What happens at the end of a fixed term?

Your rate rolls automatically to the lender's standard variable rate, which is usually HIGHER than what you could negotiate. ALWAYS engage the lender (or a broker) 4-6 weeks before fixed expiry to: (a) negotiate a discount on the new variable rate, (b) consider re-fixing if rates have moved, (c) consider refinancing to a more competitive lender. Failing to act at roll-off is one of the most common reasons borrowers pay 0.5-1.0% above market.

Is variable risky in a rising rate cycle?
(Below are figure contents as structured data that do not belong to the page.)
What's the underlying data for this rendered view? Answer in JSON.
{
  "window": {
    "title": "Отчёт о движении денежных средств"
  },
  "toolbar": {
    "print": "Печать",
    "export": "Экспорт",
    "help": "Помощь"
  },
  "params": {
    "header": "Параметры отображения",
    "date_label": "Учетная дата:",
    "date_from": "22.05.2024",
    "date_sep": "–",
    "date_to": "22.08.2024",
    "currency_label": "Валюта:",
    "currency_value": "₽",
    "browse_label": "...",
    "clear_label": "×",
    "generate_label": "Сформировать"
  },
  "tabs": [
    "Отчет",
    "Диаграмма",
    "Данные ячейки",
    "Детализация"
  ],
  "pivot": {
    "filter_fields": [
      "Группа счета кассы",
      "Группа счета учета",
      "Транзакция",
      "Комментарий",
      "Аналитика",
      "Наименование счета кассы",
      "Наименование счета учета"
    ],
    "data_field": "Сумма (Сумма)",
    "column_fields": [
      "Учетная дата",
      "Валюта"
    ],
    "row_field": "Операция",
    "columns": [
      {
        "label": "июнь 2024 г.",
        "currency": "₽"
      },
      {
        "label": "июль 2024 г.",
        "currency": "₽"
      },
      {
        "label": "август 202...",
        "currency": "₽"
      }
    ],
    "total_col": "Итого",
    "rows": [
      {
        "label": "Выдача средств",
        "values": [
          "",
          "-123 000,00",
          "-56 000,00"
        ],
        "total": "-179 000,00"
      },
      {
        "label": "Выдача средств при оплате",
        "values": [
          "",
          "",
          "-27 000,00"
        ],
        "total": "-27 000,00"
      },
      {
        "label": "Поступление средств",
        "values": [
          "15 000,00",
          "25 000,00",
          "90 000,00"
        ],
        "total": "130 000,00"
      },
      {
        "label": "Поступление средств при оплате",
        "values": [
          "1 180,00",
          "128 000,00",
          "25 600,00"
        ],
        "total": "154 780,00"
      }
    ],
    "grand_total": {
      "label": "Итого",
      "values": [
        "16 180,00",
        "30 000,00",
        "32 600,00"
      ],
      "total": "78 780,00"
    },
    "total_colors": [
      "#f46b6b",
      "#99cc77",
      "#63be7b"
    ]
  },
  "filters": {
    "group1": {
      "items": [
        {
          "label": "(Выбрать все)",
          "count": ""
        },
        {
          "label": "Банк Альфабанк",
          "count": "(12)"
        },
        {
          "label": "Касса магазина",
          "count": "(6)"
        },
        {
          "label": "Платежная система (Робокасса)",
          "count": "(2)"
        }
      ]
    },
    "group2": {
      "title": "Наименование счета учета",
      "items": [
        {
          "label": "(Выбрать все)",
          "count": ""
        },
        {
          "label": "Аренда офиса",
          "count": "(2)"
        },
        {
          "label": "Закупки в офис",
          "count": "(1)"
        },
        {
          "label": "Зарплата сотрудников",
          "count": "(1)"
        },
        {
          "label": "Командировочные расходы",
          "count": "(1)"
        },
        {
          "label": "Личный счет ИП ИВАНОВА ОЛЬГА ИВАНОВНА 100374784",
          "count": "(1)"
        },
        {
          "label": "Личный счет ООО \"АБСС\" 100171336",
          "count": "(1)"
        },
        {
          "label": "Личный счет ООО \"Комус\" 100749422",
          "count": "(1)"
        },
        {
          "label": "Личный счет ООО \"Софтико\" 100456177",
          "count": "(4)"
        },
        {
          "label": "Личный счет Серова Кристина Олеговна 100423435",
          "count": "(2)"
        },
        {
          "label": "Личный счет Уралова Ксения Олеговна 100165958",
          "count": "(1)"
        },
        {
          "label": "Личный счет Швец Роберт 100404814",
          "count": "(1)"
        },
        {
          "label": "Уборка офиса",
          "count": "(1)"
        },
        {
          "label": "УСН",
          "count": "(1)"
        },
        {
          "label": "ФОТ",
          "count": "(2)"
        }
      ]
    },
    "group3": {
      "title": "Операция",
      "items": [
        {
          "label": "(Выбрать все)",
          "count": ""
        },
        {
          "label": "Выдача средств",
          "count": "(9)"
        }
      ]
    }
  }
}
Risk is real but manageable. Variable repayments rose ~3% (e.g. $1,800/month on $500k) between May 2022 and November 2023 as the RBA hiked from 0.10% to 4.35%. Most borrowers absorbed this through reduced discretionary spending. The risk is asymmetric: if you cannot service a 2-3% rate rise without hardship, you either: (a) need a smaller loan, (b) need to fix some of the loan, (c) need to budget for the worst-case scenario. Run a "what if my rate was 8%?" stress test before deciding.